What’s important with the i8 is to manage your expectations. Come at it hoping for a straight rival to a Porsche 911 or an Audi R8 and you’re likely to come away if not disappointed, then at least slightly bemused. Expect it to be closer to BMW’s own 6-series or another grand tourer and the i8 is perhaps more likely to fulfil your remit.
The steering, for one, is definitely more that of a tourer than sports car. It’s responsive and accurate, no question, but lighter than we’d expected, and with little discernible increase in torque effort off the straight-ahead to replicate the feeling of cornering force transferring to the rim. Instead, it retains its consistent, oily slickness at all speeds. It’s far from unpleasant but less connected than you might have expected.

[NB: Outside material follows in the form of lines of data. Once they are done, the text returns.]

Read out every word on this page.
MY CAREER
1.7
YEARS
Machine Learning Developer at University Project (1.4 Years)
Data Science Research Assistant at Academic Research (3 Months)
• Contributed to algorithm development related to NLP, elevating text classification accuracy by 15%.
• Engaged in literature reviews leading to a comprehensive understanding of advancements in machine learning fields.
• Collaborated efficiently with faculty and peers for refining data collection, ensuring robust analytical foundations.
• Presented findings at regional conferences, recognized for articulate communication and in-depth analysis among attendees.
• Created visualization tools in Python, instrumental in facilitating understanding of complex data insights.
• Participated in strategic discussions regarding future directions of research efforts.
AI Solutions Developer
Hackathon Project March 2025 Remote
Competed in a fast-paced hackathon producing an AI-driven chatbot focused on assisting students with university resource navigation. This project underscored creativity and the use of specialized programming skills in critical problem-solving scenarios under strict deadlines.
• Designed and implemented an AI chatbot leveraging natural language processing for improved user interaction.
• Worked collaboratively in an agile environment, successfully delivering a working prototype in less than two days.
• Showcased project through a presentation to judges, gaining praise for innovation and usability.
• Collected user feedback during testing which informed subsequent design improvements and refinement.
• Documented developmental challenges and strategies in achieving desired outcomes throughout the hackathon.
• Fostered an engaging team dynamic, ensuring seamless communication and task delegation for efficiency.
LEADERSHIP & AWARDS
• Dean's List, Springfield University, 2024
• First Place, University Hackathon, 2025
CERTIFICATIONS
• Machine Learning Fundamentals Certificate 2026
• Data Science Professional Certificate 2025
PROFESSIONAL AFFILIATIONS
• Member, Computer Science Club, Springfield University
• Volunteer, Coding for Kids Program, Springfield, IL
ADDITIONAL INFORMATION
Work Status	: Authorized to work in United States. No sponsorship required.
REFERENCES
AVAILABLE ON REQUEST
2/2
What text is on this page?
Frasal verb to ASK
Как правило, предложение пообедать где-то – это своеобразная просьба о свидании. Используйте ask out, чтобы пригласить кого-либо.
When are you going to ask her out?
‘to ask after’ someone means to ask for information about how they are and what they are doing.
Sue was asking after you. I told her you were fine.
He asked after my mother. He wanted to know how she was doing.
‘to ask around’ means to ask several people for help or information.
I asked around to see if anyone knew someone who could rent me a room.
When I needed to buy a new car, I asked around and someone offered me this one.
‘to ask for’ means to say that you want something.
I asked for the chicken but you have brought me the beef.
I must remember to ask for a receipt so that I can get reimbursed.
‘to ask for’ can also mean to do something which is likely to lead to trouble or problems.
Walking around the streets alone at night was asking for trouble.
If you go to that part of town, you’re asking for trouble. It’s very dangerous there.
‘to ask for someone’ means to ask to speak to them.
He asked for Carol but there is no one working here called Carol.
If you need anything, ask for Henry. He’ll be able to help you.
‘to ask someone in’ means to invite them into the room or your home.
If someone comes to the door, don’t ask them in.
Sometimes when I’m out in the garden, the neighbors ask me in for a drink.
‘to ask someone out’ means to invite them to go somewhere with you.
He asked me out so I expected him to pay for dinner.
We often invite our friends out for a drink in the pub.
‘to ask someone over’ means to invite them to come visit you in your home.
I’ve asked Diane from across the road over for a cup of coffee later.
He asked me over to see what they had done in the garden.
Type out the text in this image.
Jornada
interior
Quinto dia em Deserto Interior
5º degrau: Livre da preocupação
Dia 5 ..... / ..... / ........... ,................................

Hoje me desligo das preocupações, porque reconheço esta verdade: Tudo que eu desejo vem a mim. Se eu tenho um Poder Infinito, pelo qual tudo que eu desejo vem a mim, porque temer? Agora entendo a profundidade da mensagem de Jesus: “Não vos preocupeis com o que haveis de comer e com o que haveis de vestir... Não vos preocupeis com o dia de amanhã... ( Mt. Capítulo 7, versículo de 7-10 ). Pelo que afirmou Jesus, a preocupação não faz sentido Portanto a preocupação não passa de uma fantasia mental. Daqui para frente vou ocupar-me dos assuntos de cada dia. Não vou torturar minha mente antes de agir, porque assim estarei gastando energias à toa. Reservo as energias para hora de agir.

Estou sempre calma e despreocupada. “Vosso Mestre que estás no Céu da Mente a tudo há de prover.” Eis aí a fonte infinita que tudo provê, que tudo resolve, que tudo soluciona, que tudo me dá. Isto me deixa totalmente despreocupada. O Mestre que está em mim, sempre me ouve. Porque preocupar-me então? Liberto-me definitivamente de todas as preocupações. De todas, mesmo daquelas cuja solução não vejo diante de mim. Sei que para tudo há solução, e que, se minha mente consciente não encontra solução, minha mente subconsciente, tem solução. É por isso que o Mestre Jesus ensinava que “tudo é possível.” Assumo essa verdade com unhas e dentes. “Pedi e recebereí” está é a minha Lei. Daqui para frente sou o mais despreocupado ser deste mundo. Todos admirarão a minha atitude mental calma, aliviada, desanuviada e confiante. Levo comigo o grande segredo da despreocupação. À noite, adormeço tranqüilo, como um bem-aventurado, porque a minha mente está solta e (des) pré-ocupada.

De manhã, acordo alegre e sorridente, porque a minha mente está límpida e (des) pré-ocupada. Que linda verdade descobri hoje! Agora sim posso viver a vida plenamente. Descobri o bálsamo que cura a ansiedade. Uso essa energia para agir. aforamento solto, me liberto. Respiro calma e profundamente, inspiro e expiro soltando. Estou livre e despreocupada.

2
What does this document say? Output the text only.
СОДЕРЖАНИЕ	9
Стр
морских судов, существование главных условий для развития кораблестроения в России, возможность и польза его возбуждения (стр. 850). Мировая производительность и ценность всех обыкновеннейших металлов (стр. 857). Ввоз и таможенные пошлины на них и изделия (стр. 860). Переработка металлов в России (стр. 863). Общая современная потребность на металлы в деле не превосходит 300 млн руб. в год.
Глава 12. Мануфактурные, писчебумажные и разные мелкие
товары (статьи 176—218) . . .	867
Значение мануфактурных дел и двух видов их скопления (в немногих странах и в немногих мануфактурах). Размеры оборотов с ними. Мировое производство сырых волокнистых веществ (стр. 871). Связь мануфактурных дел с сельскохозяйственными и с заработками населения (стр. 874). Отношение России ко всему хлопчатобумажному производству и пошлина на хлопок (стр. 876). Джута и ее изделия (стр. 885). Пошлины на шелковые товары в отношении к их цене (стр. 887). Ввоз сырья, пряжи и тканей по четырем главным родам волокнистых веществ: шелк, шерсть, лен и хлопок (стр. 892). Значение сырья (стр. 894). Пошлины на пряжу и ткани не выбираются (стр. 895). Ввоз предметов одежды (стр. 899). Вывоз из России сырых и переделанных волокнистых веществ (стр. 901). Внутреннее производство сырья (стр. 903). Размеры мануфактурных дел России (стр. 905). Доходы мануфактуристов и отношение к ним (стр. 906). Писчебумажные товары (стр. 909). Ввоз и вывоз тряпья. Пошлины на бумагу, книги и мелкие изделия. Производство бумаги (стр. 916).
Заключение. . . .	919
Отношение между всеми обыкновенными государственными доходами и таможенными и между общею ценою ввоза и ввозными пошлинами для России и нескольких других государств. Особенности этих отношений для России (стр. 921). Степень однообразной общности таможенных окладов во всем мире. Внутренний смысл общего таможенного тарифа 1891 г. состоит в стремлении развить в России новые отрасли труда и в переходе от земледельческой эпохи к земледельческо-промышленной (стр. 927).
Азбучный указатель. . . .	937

The chassis, too, feels more tuned for dabbling in straight-line demolitions than it is for consuming corners. There’s a spot of fidgeting around town, but that clears on the open road and, given that it has excellent straight-line stability, the i8 makes a superb cruising companion. Where the i8 is slightly less convincing is if you ask it to do the things you’d normally ask of a £100k sports car. It’s not that it’s incapable; it wouldn’t record a lateral g figure of 1.03 if it were.
No, it’s just that the balance isn’t quite suited to outright sportiness. The i8 feels at some stages agile and at others hampered both by the roles it’s meant to play and by its mechanical layout.